Continuing Growth but Risks are Increasing
October 25, 2011 - Real GDP grew at 6.7 percent in Fiscal Year 2011 (July 2010-June 2011), continuing the upward trend in growth.
Growth in FY 11
According to the latest Bangladesh Economic Update for 2011, growth was strong in FY11, reaching 6.7% , and rebounding from a decline seen in FY06-09. Good performance in manufacturing and construction, two successive years of bumper harvests in the crop sector, as well as sustained high contribution from the services sector contributed to the growth.
High Inflation Remains a Concern
Inflation is high and volatile, with the year-on-year rate reaching 12 percent in September 2011. This is the highest recorded since FY99. Increases in the overall CPI were driven by food prices, but non-food prices have also started rising in recent months. The rise in non-food inflation has been driven by rise in prices of clothing and footwear, transport, furniture and household equipments, and miscellaneous goods and services.
Both supply and demand side factors explain inflation in Bangladesh. Rising international commodity prices were the main source of food price increases. Rising oil prices also result in rise in prices of almost all other commodities in the consumer basket. The growing gap between domestic demand and domestic production appears to have contributed to the rise in non-food inflation that was concentrated in non-energy items.
Risks in the global economy can affect Bangladesh in several ways. The S&P downgrade of US debt as well as the debt problems in the Euro Zone are affecting the international markets and renewing fears of another global slowdown. This time around, limited fiscal and monetary space in developed countries increases the chances of a protracted slowdown. If this slowdown occurs, it can affect Bangladesh’s balance of payments through its impact on exports and remittances, put pressure on the exchange rate, increase economic uncertainty, and, in turn, weaken investment and growth.

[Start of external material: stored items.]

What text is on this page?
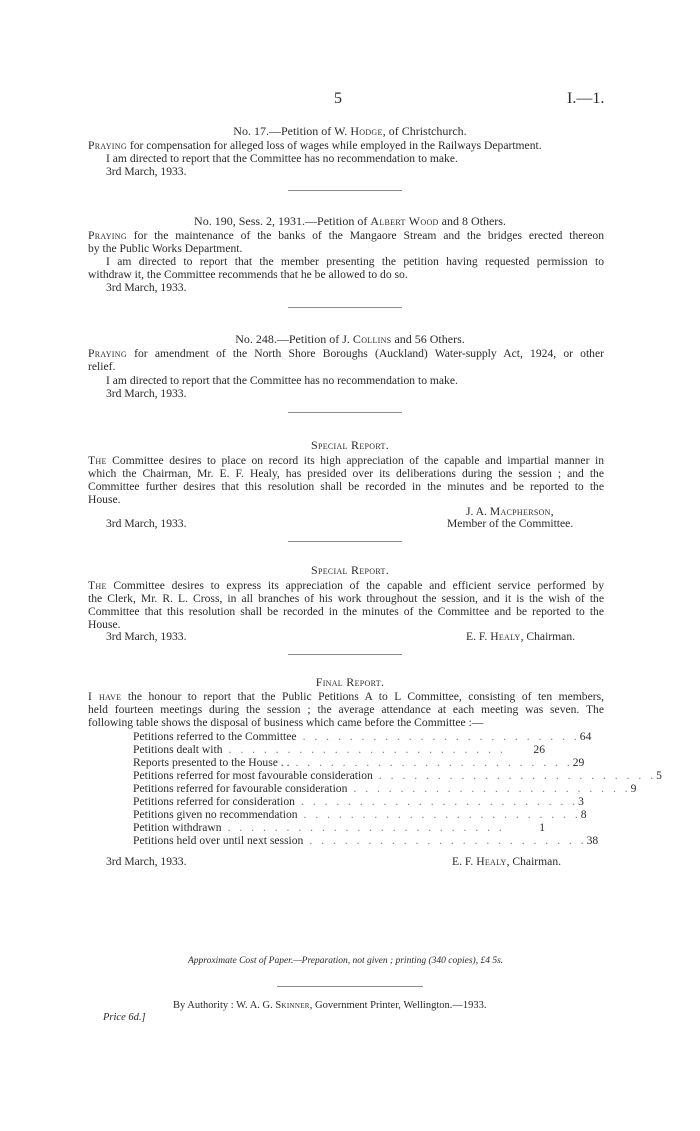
5	I.—1.
No. 17.—Petition of W. Hodge, of Christchurch.
Praying for compensation for alleged loss of wages while employed in the Railways Department.
I am directed to report that the Committee has no recommendation to make.
3rd March, 1933.
No. 190, Sess. 2, 1931.—Petition of Albert Wood and 8 Others.
Praying for the maintenance of the banks of the Mangaore Stream and the bridges erected thereon
by the Public Works Department.
I am directed to report that the member presenting the petition having requested permission to
withdraw it, the Committee recommends that he be allowed to do so.
3rd March, 1933.
No. 248.—Petition of J. Collins and 56 Others.
Praying for amendment of the North Shore Boroughs (Auckland) Water-supply Act, 1924, or other
relief.
I am directed to report that the Committee has no recommendation to make.
3rd March, 1933.
Special Report.
The Committee desires to place on record its high appreciation of the capable and impartial manner in
which the Chairman, Mr. E. F. Healy, has presided over its deliberations during the session ; and the
Committee further desires that this resolution shall be recorded in the minutes and be reported to the
House.
J. A. Macpherson,
3rd March, 1933.	Member of the Committee.
Special Report.
The Committee desires to express its appreciation of the capable and efficient service performed by
the Clerk, Mr. R. L. Cross, in all branches of his work throughout the session, and it is the wish of the
Committee that this resolution shall be recorded in the minutes of the Committee and be reported to the
House.
3rd March, 1933.	E. F. Healy, Chairman.
Final Report.
I have the honour to report that the Public Petitions A to L Committee, consisting of ten members,
held fourteen meetings during the session ; the average attendance at each meeting was seven. The
following table shows the disposal of business which came before the Committee :—
Petitions referred to the Committee . . . . . . . . . . . . . . . . . . . . . . . . 64
Petitions dealt with . . . . . . . . . . . . . . . . . . . . . . . .	26
Reports presented to the House . . . . . . . . . . . . . . . . . . . . . . . . . . 29
Petitions referred for most favourable consideration . . . . . . . . . . . . . . . . . . . . . . . . 5
Petitions referred for favourable consideration . . . . . . . . . . . . . . . . . . . . . . . . 9
Petitions referred for consideration . . . . . . . . . . . . . . . . . . . . . . . . 3
Petitions given no recommendation . . . . . . . . . . . . . . . . . . . . . . . . 8
Petition withdrawn . . . . . . . . . . . . . . . . . . . . . . . .	1
Petitions held over until next session . . . . . . . . . . . . . . . . . . . . . . . . 38
3rd March, 1933.	E. F. Healy, Chairman.
Approximate Cost of Paper.—Preparation, not given ; printing (340 copies), £4 5s.
By Authority : W. A. G. Skinner, Government Printer, Wellington.—1933.
Price 6d.]
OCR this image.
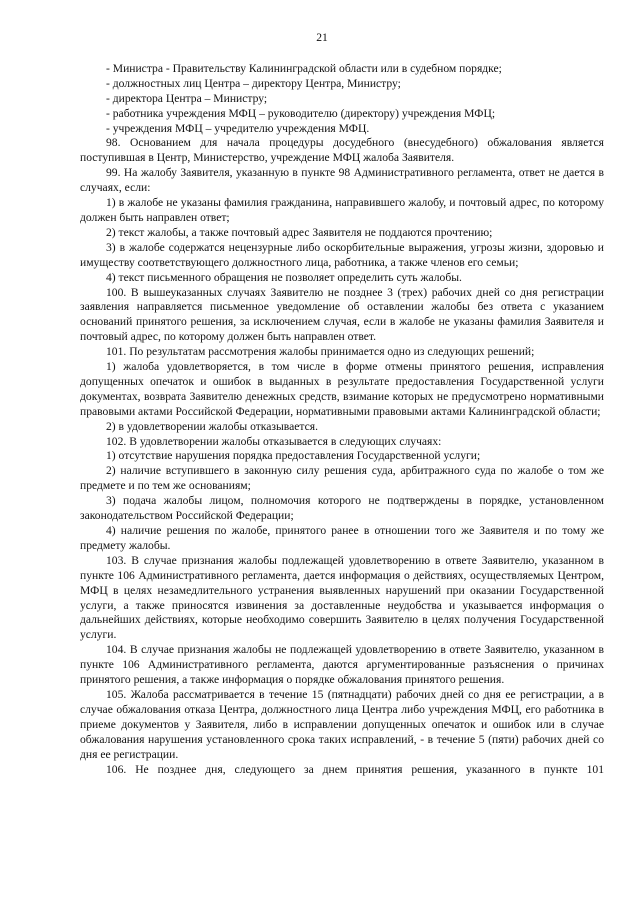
21

- Министра - Правительству Калининградской области или в судебном порядке;

- должностных лиц Центра – директору Центра, Министру;

- директора Центра – Министру;

- работника учреждения МФЦ – руководителю (директору) учреждения МФЦ;

- учреждения МФЦ – учредителю учреждения МФЦ.

98. Основанием для начала процедуры досудебного (внесудебного) обжалования является поступившая в Центр, Министерство, учреждение МФЦ жалоба Заявителя.

99. На жалобу Заявителя, указанную в пункте 98 Административного регламента, ответ не дается в случаях, если:

1) в жалобе не указаны фамилия гражданина, направившего жалобу, и почтовый адрес, по которому должен быть направлен ответ;

2) текст жалобы, а также почтовый адрес Заявителя не поддаются прочтению;

3) в жалобе содержатся нецензурные либо оскорбительные выражения, угрозы жизни, здоровью и имуществу соответствующего должностного лица, работника, а также членов его семьи;

4) текст письменного обращения не позволяет определить суть жалобы.

100. В вышеуказанных случаях Заявителю не позднее 3 (трех) рабочих дней со дня регистрации заявления направляется письменное уведомление об оставлении жалобы без ответа с указанием оснований принятого решения, за исключением случая, если в жалобе не указаны фамилия Заявителя и почтовый адрес, по которому должен быть направлен ответ.

101. По результатам рассмотрения жалобы принимается одно из следующих решений;

1) жалоба удовлетворяется, в том числе в форме отмены принятого решения, исправления допущенных опечаток и ошибок в выданных в результате предоставления Государственной услуги документах, возврата Заявителю денежных средств, взимание которых не предусмотрено нормативными правовыми актами Российской Федерации, нормативными правовыми актами Калининградской области;

2) в удовлетворении жалобы отказывается.

102. В удовлетворении жалобы отказывается в следующих случаях:

1) отсутствие нарушения порядка предоставления Государственной услуги;

2) наличие вступившего в законную силу решения суда, арбитражного суда по жалобе о том же предмете и по тем же основаниям;

3) подача жалобы лицом, полномочия которого не подтверждены в порядке, установленном законодательством Российской Федерации;

4) наличие решения по жалобе, принятого ранее в отношении того же Заявителя и по тому же предмету жалобы.

103. В случае признания жалобы подлежащей удовлетворению в ответе Заявителю, указанном в пункте 106 Административного регламента, дается информация о действиях, осуществляемых Центром, МФЦ в целях незамедлительного устранения выявленных нарушений при оказании Государственной услуги, а также приносятся извинения за доставленные неудобства и указывается информация о дальнейших действиях, которые необходимо совершить Заявителю в целях получения Государственной услуги.

104. В случае признания жалобы не подлежащей удовлетворению в ответе Заявителю, указанном в пункте 106 Административного регламента, даются аргументированные разъяснения о причинах принятого решения, а также информация о порядке обжалования принятого решения.

105. Жалоба рассматривается в течение 15 (пятнадцати) рабочих дней со дня ее регистрации, а в случае обжалования отказа Центра, должностного лица Центра либо учреждения МФЦ, его работника в приеме документов у Заявителя, либо в исправлении допущенных опечаток и ошибок или в случае обжалования нарушения установленного срока таких исправлений, - в течение 5 (пяти) рабочих дней со дня ее регистрации.

106. Не позднее дня, следующего за днем принятия решения, указанного в пункте 101
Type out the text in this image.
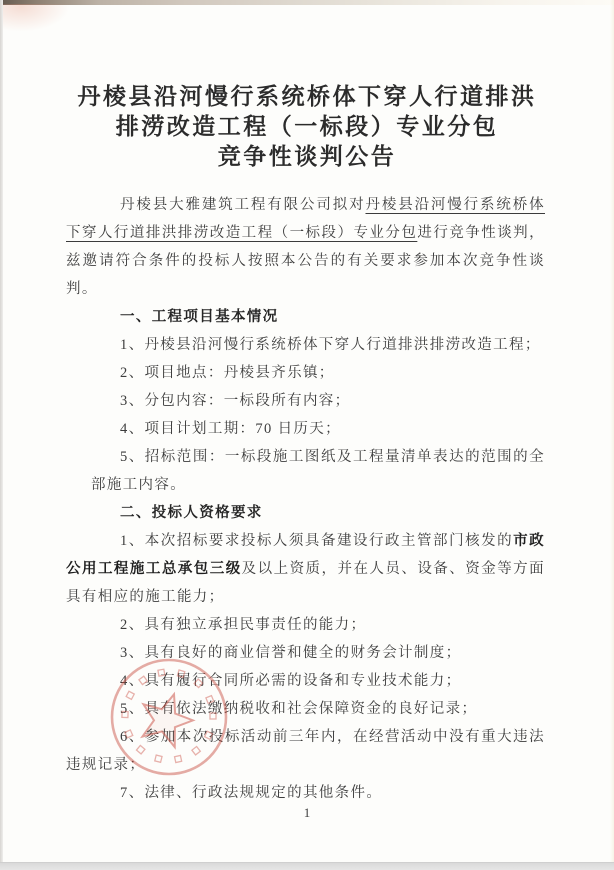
丹棱县沿河慢行系统桥体下穿人行道排洪
排涝改造工程（一标段）专业分包
竞争性谈判公告

丹棱县大雅建筑工程有限公司拟对丹棱县沿河慢行系统桥体下穿人行道排洪排涝改造工程（一标段）专业分包进行竞争性谈判，兹邀请符合条件的投标人按照本公告的有关要求参加本次竞争性谈判。

一、工程项目基本情况

1、丹棱县沿河慢行系统桥体下穿人行道排洪排涝改造工程；

2、项目地点：丹棱县齐乐镇；

3、分包内容：一标段所有内容；

4、项目计划工期：70 日历天；

5、招标范围：一标段施工图纸及工程量清单表达的范围的全部施工内容。

二、投标人资格要求

1、本次招标要求投标人须具备建设行政主管部门核发的市政公用工程施工总承包三级及以上资质，并在人员、设备、资金等方面具有相应的施工能力；

2、具有独立承担民事责任的能力；

3、具有良好的商业信誉和健全的财务会计制度；

4、具有履行合同所必需的设备和专业技术能力；

5、具有依法缴纳税收和社会保障资金的良好记录；

6、参加本次投标活动前三年内，在经营活动中没有重大违法违规记录；

7、法律、行政法规规定的其他条件。

1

Domestic policies will also affect Bangladesh’s economic prospects. A slow pace of reforms in the investment climate can affect domestic and foreign investment, as can inadequacies in energy supply and the poor quality of other infrastructure. The reversal of trade reforms as well as weakening of the financial sector can also affect export growth and investment. Expansionary macroeconomic policies could increase risks on the current account and make inflation management more difficult.
Unlike in 2008, Bangladesh has less policy space to cushion the impact of a second global slowdown through fiscal stimulus packages and monetary easing. Rapid growth in subsidies, sustained high rate of growth of credit to the private sector as well as recourse to monetary financing of the fiscal deficit have led to the erosion of the fiscal and monetary policy space. Much improved fiscal and monetary discipline combined with stronger efforts to address the energy and infrastructure deficits will be critical for sustaining growth performance. Maintaining the long-established tradition of sound macroeconomic management will also be important.
The strong growth performance of FY 11 can be repeated in FY12 if exports continue to grow and if garment exports benefit from the agreement reached during the recent India-Bangladesh Summit, remittances continue to recover, and if investment is boosted by improved infrastructure services – particularly power.
However, maintaining the enabling environment to allow a repeat of the growh performance in FY12 will be a challenging task considering the growing downside risks.